Cristiano Malgioglio è intervenuto questa mattina su Radio Cusano Campus. Su Eurovision Song Contest: “Gabbani è entrato Papa ed è uscito Cardinale, la scimmia l’hanno mandata via. Eurovision ormai è diventato più importante di Sanremo, mi ha emozionato moltissimo Salvator Sobral, ho avuto modo di conoscerlo quest’anno a Lisbona perché stavo realizzando il mio disco e l’ho incontrato in uno studio di registrazione. Già avevo ascoltato il suo pezzo, mi piace perché è un ragazzo semplice, pulito, ha vinto con la sua semplicità. Il testo della sua canzone, poi, è di una bellezza incredibile. Ne sto facendo la versione italiana, voglio mandarla a Mina. Questo ragazzo è il nuovo Gaetano Veloso. A livello fisico, mi sono innamorato di Imri Ziv, un Ricky Martin più giovane e più bono”.

Su Gabbani: “Gli ho portato fortuna, due anni fa ero lì in Hotel, all’Ariston, lui mi si è avvicinato e mi ha chiesto una foto. Lì per lì ho pensato ‘ecco il solito rompipalle’, mi sono fatto la foto, poi mi ha regalato il suo disco e mi ha detto che si sarebbe esibito in serata tra le nuove proposte. L’ho guardato negli occhi e gli ho detto che avrebbe vinto. E così è stato. Gli ho portato fortuna. Sono felice per lui che abbia vinto il premio della stampa. Comunque ribadisco, Imri Ziv, l’israeliano, ha fatto impazzire tutti i gay, ha fatto saltare la libidine a tutti. Molto più maschile e molto più muscoloso di interessante. Anche Gabbani piace alla comunità gay? Ma non credo. Se si impazzisce per Gabbani io posso impazzire per Topo Gigio. Voi fate riferimento al gonfiore, ma non potrei mai fare un cattivo pensiero per Gabbani, piuttosto andrei a letto con Topo Gigio. Cosa avrebbe Gabbani di cosi speciale che piace ai gay? I baffi, il sorriso, cos’ha? Il gonfiore di Gabbani potrebbe anche essere causato da un’ernia, poverino”.

Su Macron: “Io sono pazzo del nuovo presidente francese e della moglie. Quello è un amore puro, non ha importanza l’età, che è soltanto un numero. Mi emozionano, mi piace vederli insieme. L’amore eterno non esiste, tutte le belle storie d’amore prima o poi finiscono, ma queste due persone si amano davvero alla follia. Chi critica lei non sa quel che dice, se una donna è più grande non può amare una donna più giovane?

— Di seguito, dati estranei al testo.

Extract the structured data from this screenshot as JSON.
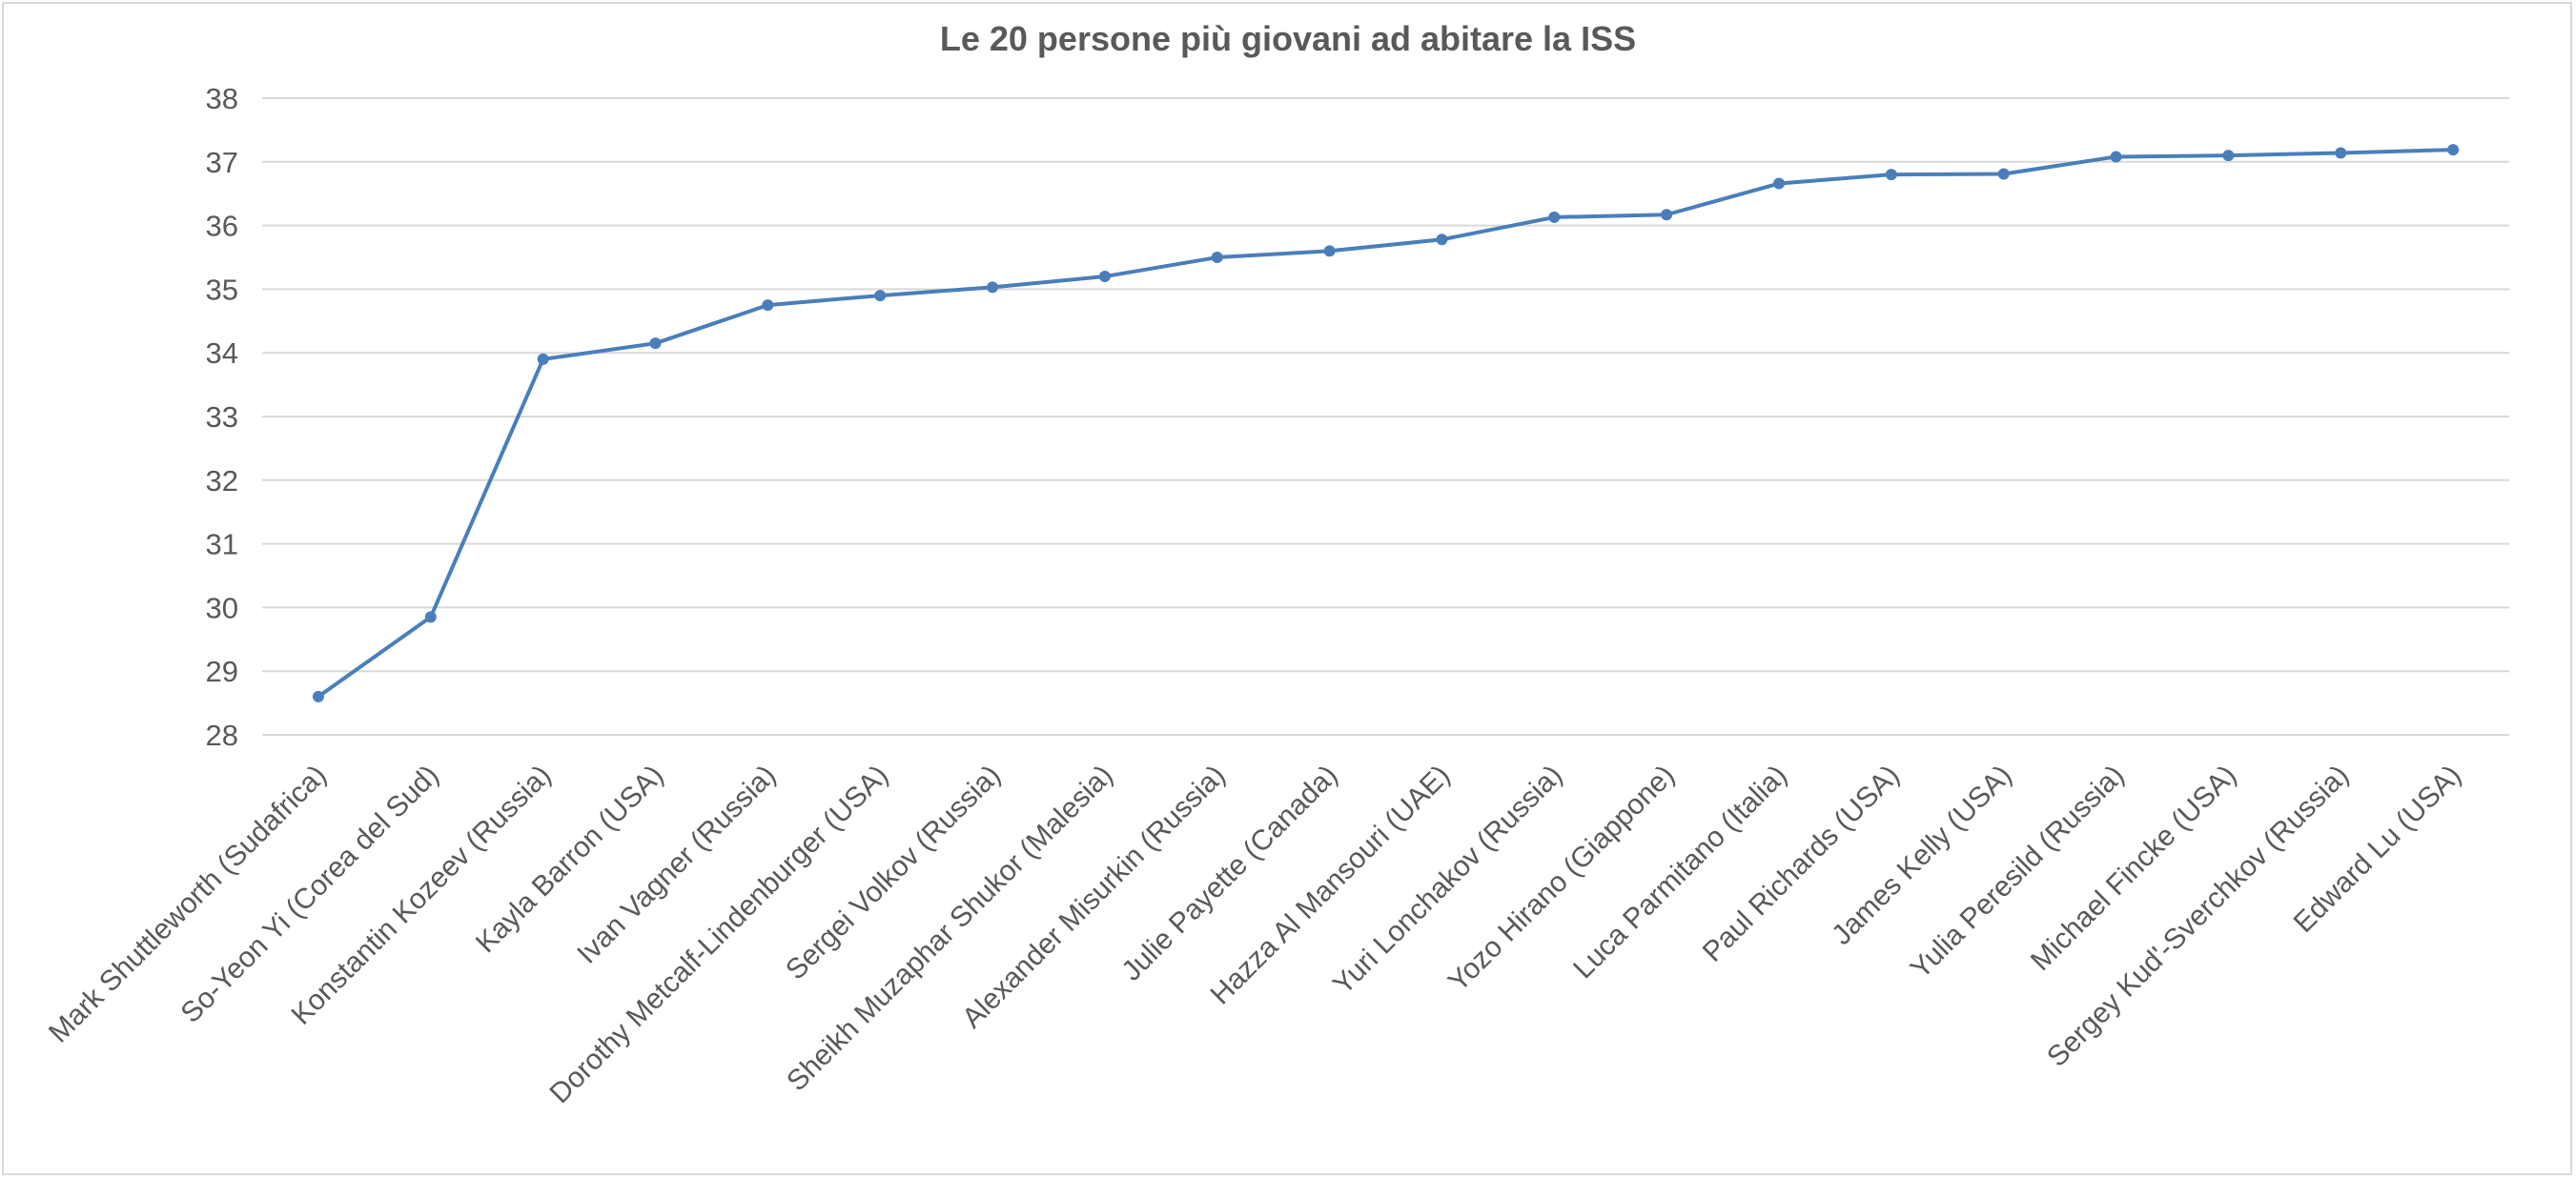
{
  "chart_data": {
    "type": "line",
    "title": "Le 20 persone più giovani ad abitare la ISS",
    "xlabel": "",
    "ylabel": "",
    "ylim": [
      28,
      38
    ],
    "yticks": [
      28,
      29,
      30,
      31,
      32,
      33,
      34,
      35,
      36,
      37,
      38
    ],
    "grid": true,
    "legend": "none",
    "color": "#4a7ebb",
    "categories": [
      "Mark Shuttleworth (Sudafrica)",
      "So-Yeon Yi (Corea del Sud)",
      "Konstantin Kozeev (Russia)",
      "Kayla Barron (USA)",
      "Ivan Vagner (Russia)",
      "Dorothy Metcalf-Lindenburger (USA)",
      "Sergei Volkov (Russia)",
      "Sheikh Muzaphar Shukor (Malesia)",
      "Alexander Misurkin (Russia)",
      "Julie Payette (Canada)",
      "Hazza Al Mansouri (UAE)",
      "Yuri Lonchakov (Russia)",
      "Yozo Hirano (Giappone)",
      "Luca Parmitano (Italia)",
      "Paul Richards (USA)",
      "James Kelly (USA)",
      "Yulia Peresild (Russia)",
      "Michael Fincke (USA)",
      "Sergey Kud'-Sverchkov (Russia)",
      "Edward Lu (USA)"
    ],
    "values": [
      28.6,
      29.85,
      33.9,
      34.15,
      34.75,
      34.9,
      35.03,
      35.2,
      35.5,
      35.6,
      35.78,
      36.13,
      36.17,
      36.66,
      36.8,
      36.81,
      37.08,
      37.1,
      37.14,
      37.19
    ]
  }
}
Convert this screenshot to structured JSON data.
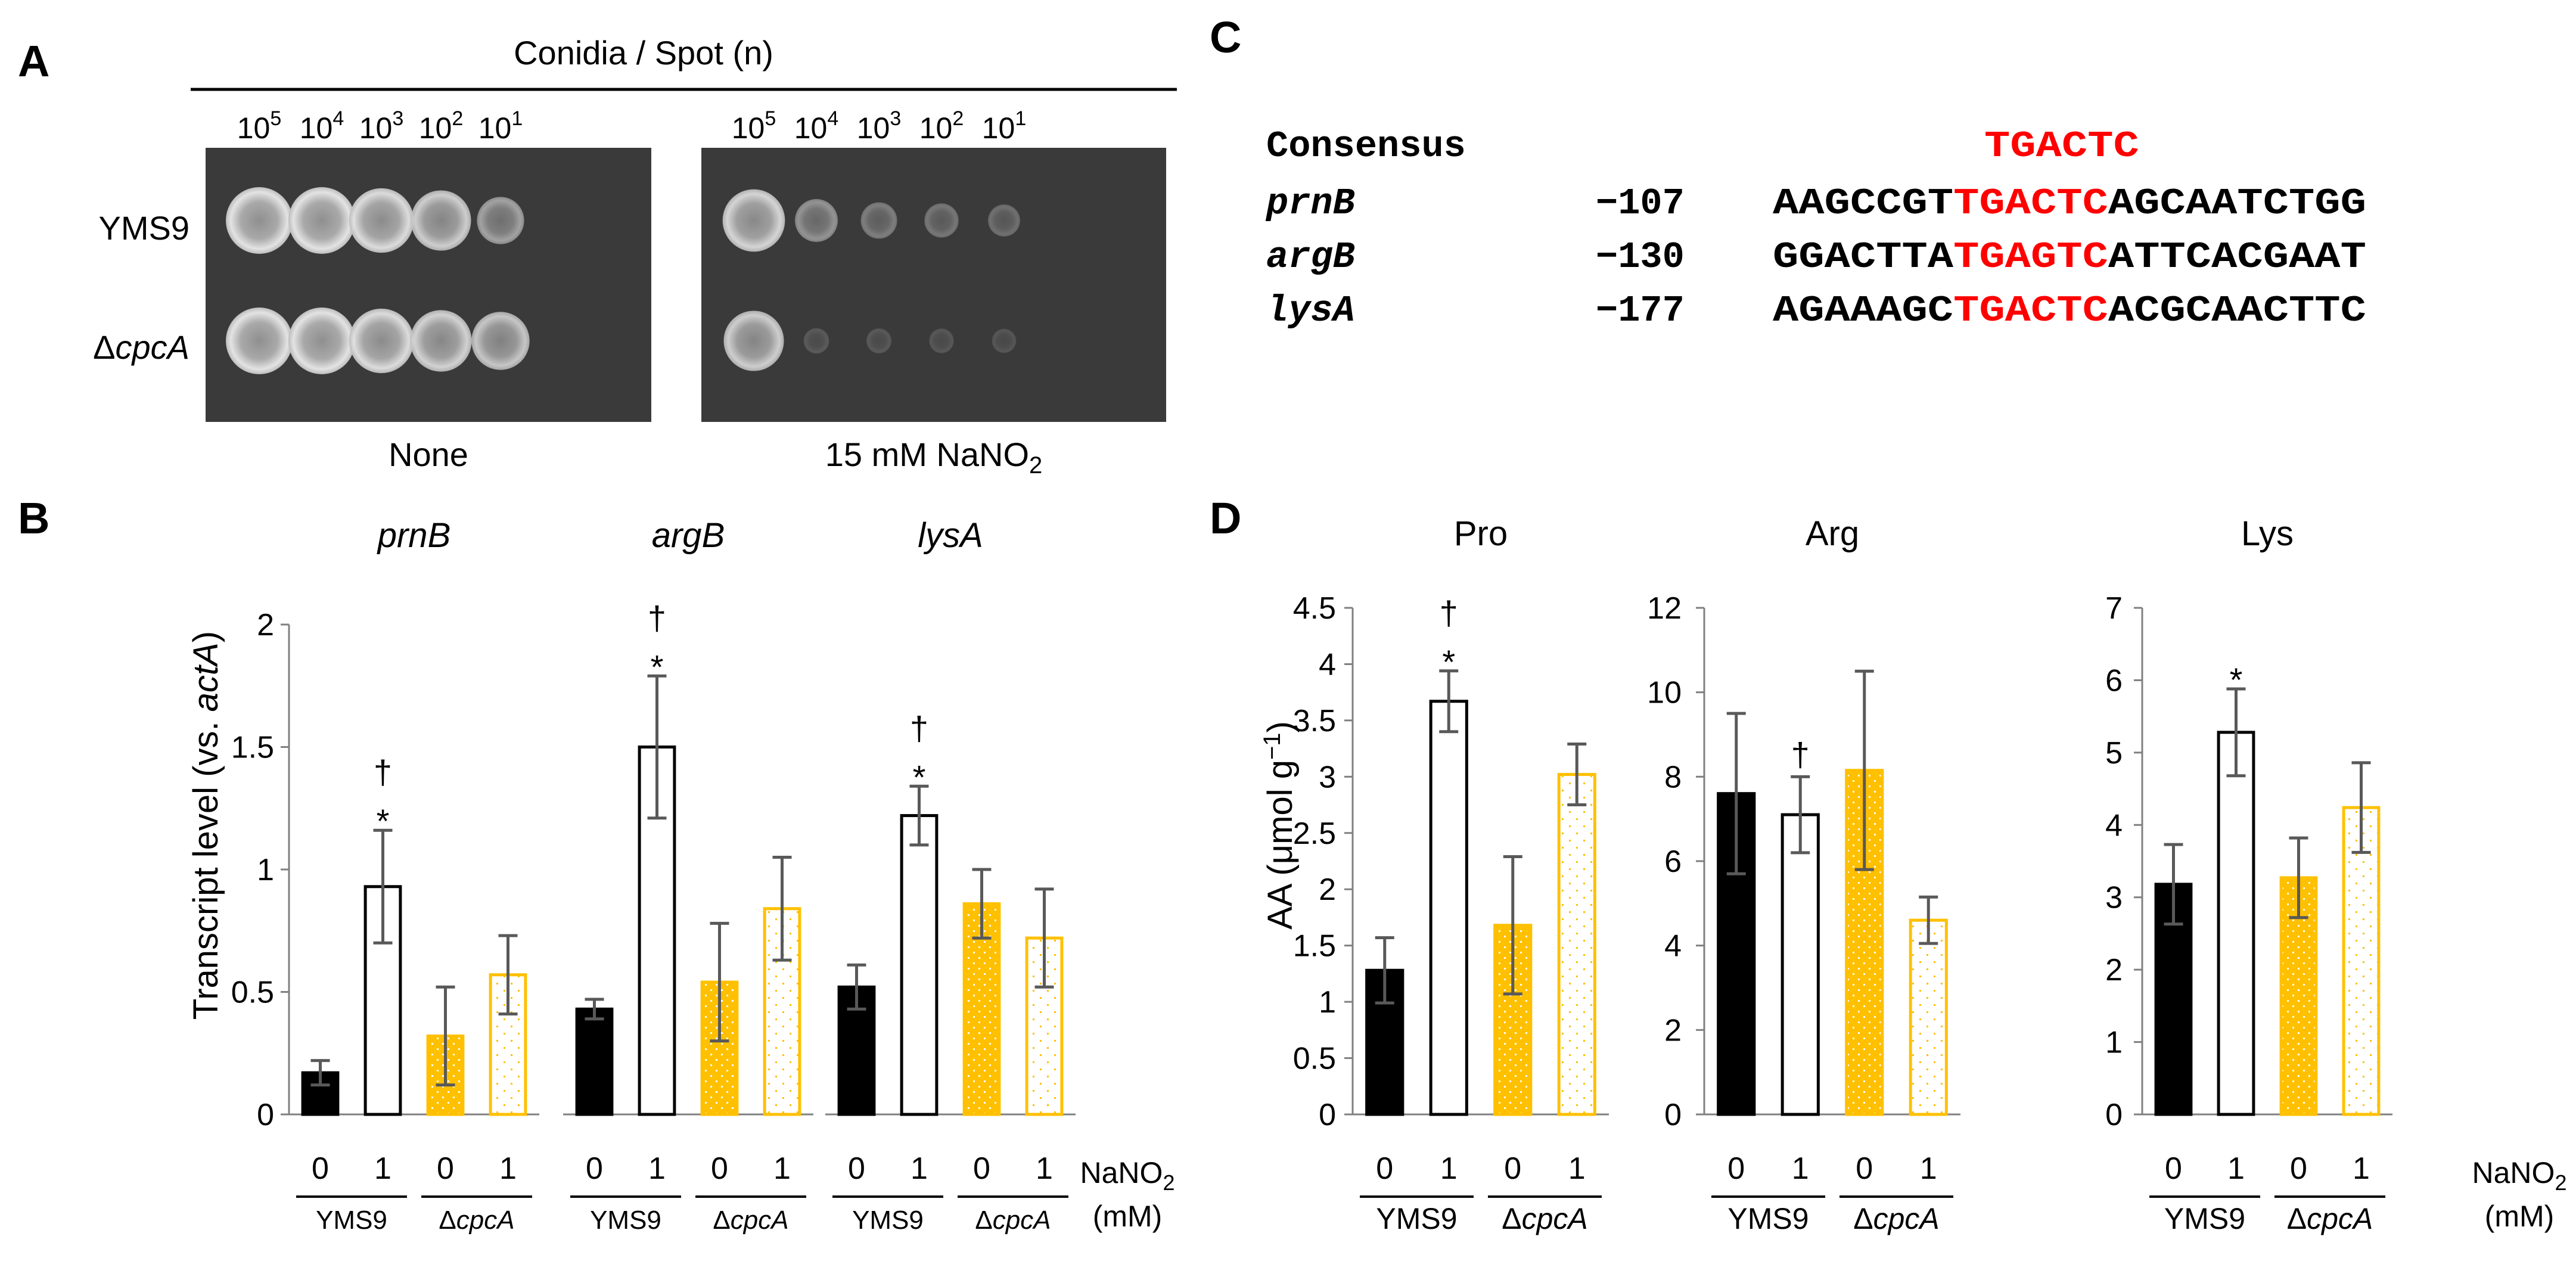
{
  "panel_labels": {
    "a": "A",
    "b": "B",
    "c": "C",
    "d": "D"
  },
  "panelA": {
    "header": "Conidia / Spot (n)",
    "dilutions": [
      {
        "base": "10",
        "exp": "5"
      },
      {
        "base": "10",
        "exp": "4"
      },
      {
        "base": "10",
        "exp": "3"
      },
      {
        "base": "10",
        "exp": "2"
      },
      {
        "base": "10",
        "exp": "1"
      }
    ],
    "strains": [
      {
        "prefix": "",
        "name": "YMS9"
      },
      {
        "prefix": "Δ",
        "name": "cpcA"
      }
    ],
    "conditions": [
      {
        "label": "None",
        "sub": ""
      },
      {
        "label": "15 mM NaNO",
        "sub": "2"
      }
    ],
    "growth": [
      [
        [
          1.0,
          1.0,
          0.95,
          0.85,
          0.55
        ],
        [
          1.0,
          1.0,
          0.95,
          0.88,
          0.8
        ]
      ],
      [
        [
          0.9,
          0.45,
          0.3,
          0.25,
          0.2
        ],
        [
          0.85,
          0.05,
          0.04,
          0.03,
          0.02
        ]
      ]
    ]
  },
  "panelC": {
    "rows": [
      {
        "name": "Consensus",
        "pos": "",
        "pre": "",
        "motif": "TGACTC",
        "post": "",
        "italic": false
      },
      {
        "name": "prnB",
        "pos": "−107",
        "pre": "AAGCCGT",
        "motif": "TGACTC",
        "post": "AGCAATCTGG",
        "italic": true
      },
      {
        "name": "argB",
        "pos": "−130",
        "pre": "GGACTTA",
        "motif": "TGAGTC",
        "post": "ATTCACGAAT",
        "italic": true
      },
      {
        "name": "lysA",
        "pos": "−177",
        "pre": "AGAAAGC",
        "motif": "TGACTC",
        "post": "ACGCAACTTC",
        "italic": true
      }
    ]
  },
  "panelB_ylabel": {
    "prefix": "Transcript level (vs. ",
    "gene": "actA",
    "suffix": ")"
  },
  "panelD_ylabel": {
    "prefix": "AA (",
    "unit": "μmol g",
    "exp": "−1",
    "suffix": ")"
  },
  "xaxis": {
    "treat": [
      "0",
      "1",
      "0",
      "1"
    ],
    "strain1": "YMS9",
    "strain2_prefix": "Δ",
    "strain2_name": "cpcA",
    "nano2_label": "NaNO",
    "nano2_sub": "2",
    "mm": "(mM)"
  },
  "chart_data": [
    {
      "type": "bar",
      "panel": "B",
      "title": "prnB",
      "ylabel": "Transcript level (vs. actA)",
      "ylim": [
        0,
        2
      ],
      "yticks": [
        0,
        0.5,
        1,
        1.5,
        2
      ],
      "ytick_labels": [
        "0",
        "0.5",
        "1",
        "1.5",
        "2"
      ],
      "categories": [
        "YMS9 0",
        "YMS9 1",
        "ΔcpcA 0",
        "ΔcpcA 1"
      ],
      "values": [
        0.17,
        0.93,
        0.32,
        0.57
      ],
      "errors": [
        0.05,
        0.23,
        0.2,
        0.16
      ],
      "annotations": [
        "",
        "†\n*",
        "",
        ""
      ]
    },
    {
      "type": "bar",
      "panel": "B",
      "title": "argB",
      "ylim": [
        0,
        2
      ],
      "yticks": [
        0,
        0.5,
        1,
        1.5,
        2
      ],
      "ytick_labels": [],
      "categories": [
        "YMS9 0",
        "YMS9 1",
        "ΔcpcA 0",
        "ΔcpcA 1"
      ],
      "values": [
        0.43,
        1.5,
        0.54,
        0.84
      ],
      "errors": [
        0.04,
        0.29,
        0.24,
        0.21
      ],
      "annotations": [
        "",
        "†\n*",
        "",
        ""
      ]
    },
    {
      "type": "bar",
      "panel": "B",
      "title": "lysA",
      "ylim": [
        0,
        2
      ],
      "yticks": [
        0,
        0.5,
        1,
        1.5,
        2
      ],
      "ytick_labels": [],
      "categories": [
        "YMS9 0",
        "YMS9 1",
        "ΔcpcA 0",
        "ΔcpcA 1"
      ],
      "values": [
        0.52,
        1.22,
        0.86,
        0.72
      ],
      "errors": [
        0.09,
        0.12,
        0.14,
        0.2
      ],
      "annotations": [
        "",
        "†\n*",
        "",
        ""
      ]
    },
    {
      "type": "bar",
      "panel": "D",
      "title": "Pro",
      "ylabel": "AA (μmol g−1)",
      "ylim": [
        0,
        4.5
      ],
      "yticks": [
        0,
        0.5,
        1,
        1.5,
        2,
        2.5,
        3,
        3.5,
        4,
        4.5
      ],
      "ytick_labels": [
        "0",
        "0.5",
        "1",
        "1.5",
        "2",
        "2.5",
        "3",
        "3.5",
        "4",
        "4.5"
      ],
      "categories": [
        "YMS9 0",
        "YMS9 1",
        "ΔcpcA 0",
        "ΔcpcA 1"
      ],
      "values": [
        1.28,
        3.67,
        1.68,
        3.02
      ],
      "errors": [
        0.29,
        0.27,
        0.61,
        0.27
      ],
      "annotations": [
        "",
        "†\n*",
        "",
        ""
      ]
    },
    {
      "type": "bar",
      "panel": "D",
      "title": "Arg",
      "ylim": [
        0,
        12
      ],
      "yticks": [
        0,
        2,
        4,
        6,
        8,
        10,
        12
      ],
      "ytick_labels": [
        "0",
        "2",
        "4",
        "6",
        "8",
        "10",
        "12"
      ],
      "categories": [
        "YMS9 0",
        "YMS9 1",
        "ΔcpcA 0",
        "ΔcpcA 1"
      ],
      "values": [
        7.6,
        7.1,
        8.15,
        4.6
      ],
      "errors": [
        1.9,
        0.9,
        2.35,
        0.55
      ],
      "annotations": [
        "",
        "†",
        "",
        ""
      ]
    },
    {
      "type": "bar",
      "panel": "D",
      "title": "Lys",
      "ylim": [
        0,
        7
      ],
      "yticks": [
        0,
        1,
        2,
        3,
        4,
        5,
        6,
        7
      ],
      "ytick_labels": [
        "0",
        "1",
        "2",
        "3",
        "4",
        "5",
        "6",
        "7"
      ],
      "categories": [
        "YMS9 0",
        "YMS9 1",
        "ΔcpcA 0",
        "ΔcpcA 1"
      ],
      "values": [
        3.18,
        5.28,
        3.27,
        4.24
      ],
      "errors": [
        0.55,
        0.6,
        0.55,
        0.62
      ],
      "annotations": [
        "",
        "*",
        "",
        ""
      ]
    }
  ],
  "colors": {
    "black": "#000000",
    "white": "#ffffff",
    "orange": "#ffc000",
    "axis": "#808080",
    "error": "#595959",
    "motif": "#ff0000",
    "plate": "#3a3a3a",
    "colony": "#d9d9d9"
  }
}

Scriverò una canzone per loro due, ho già in mente il titolo, ma non lo dico perché potrebbero anche copiarmelo. Macron è molto amato dai gay, è talmente bono, talmente bello, che abbiamo tutti gli occhi per guardare. Sarà senza dubbio un grande presidente”.

Su Roma: “E’ una città triste, sembra diventata una provincia, tra spazzatura e problemi. Non è la Roma della dolce vita, la Roma di qualche anno fa. Sono tutti rintanati a casa, non c’è nessuno in giro, sembra un paese di provincia, cosa che invece non succede a Napoli, ma anche a Milano, che è diventata bellissima”.

Sul calcio: “Sono amico di molti calciatori, ma guardo soltanto i mondiali. Mi piace Totti, che è un grande campione. Anche se il mio vero amore è l’argentino Mauro Icardi. Sono pazzo di lui, è l’uomo col quale mi vorrei fidanzare, è di un bono pazzesco, per lui sarei pronto a fare a pugni con Wanda Nara. L’ho conosciuto perché una volta è stato ospite di Chiambretti. Lui è di un bono pazzesco, mi piace perché è molto gentile, gli avevo promesso che avrei cucinato per lui, è un mio grandissimo fans, gli ho detto ‘verrò a casa tua e ti cucinerò la parmigiana’, lui mi ha detto che ci sarebbe stata anche Wanda Nara e io gli ho detto di mandarla via quel giorno. Se c’ho provato con Icardi? Sono pazzo di lui, è bello, è stupendo”.

Sui suoi prossimi progetti: “Tra poco uscirà il mio ultimo disco. Vi anticipo il titolo del singolo, ‘mi sono innamorato di tuo marito’. Potrebbe essere il tormentone dell’estate”.